Hello,

I am trying to identify differentially expressed microRNAs from my NGS data.

I have two conditions (control vs drug) Each condition has three replicates.

I have done the mapping procedure successfully and have done to identify differentially expressed miRNAs.

I have used three protocols.

1. DeSeq
2. edgeR
3. Cuffdiff

Interestingly, my result report different results especially for cuffdiff vs edgeR/DeSeq.

The result from edgeR/DeSeq looks very similar.
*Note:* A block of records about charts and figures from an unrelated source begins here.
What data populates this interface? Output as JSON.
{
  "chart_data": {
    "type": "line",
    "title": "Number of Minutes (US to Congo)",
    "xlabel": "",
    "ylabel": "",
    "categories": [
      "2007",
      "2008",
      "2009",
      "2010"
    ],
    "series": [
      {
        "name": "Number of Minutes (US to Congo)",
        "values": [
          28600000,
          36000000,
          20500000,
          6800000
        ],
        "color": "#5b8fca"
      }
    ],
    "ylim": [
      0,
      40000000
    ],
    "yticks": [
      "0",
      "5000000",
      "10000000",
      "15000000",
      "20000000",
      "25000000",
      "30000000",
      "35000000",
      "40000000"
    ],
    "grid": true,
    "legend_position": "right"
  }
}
Under the qvalue < 0.05 threshold,

I have only 2 miRNAs by DESeq and 5 miRNAs by edgeR (luckily, those two miRNAs are overlapped.) Also, when I relax the q value threshold 0.1 , those 5 miRNAs are overlapped in both DESeq and edgeR

However, for Cuffdiff result, I have 27 miRNAs (including Mirlet7d, Mirlet7a-1 etc.. which were not detected by DESeq or edgeR). And among above 5 identified DE microRNA (by edgeR/DESeq), only 4 of them are overlapped with 27 miRNAs by Cuffdiff.. Apparently, one of them are not.

So, I am not sure which tool I have to trust. I know different method has different strategy to detect DEG. however, I am not sure for my study, which one I have to trust.

Could you please give some comments for this?

You need to validate the DE miRNAs in additional samples, likely with qPCR. Then you'll know which result set is more reliable.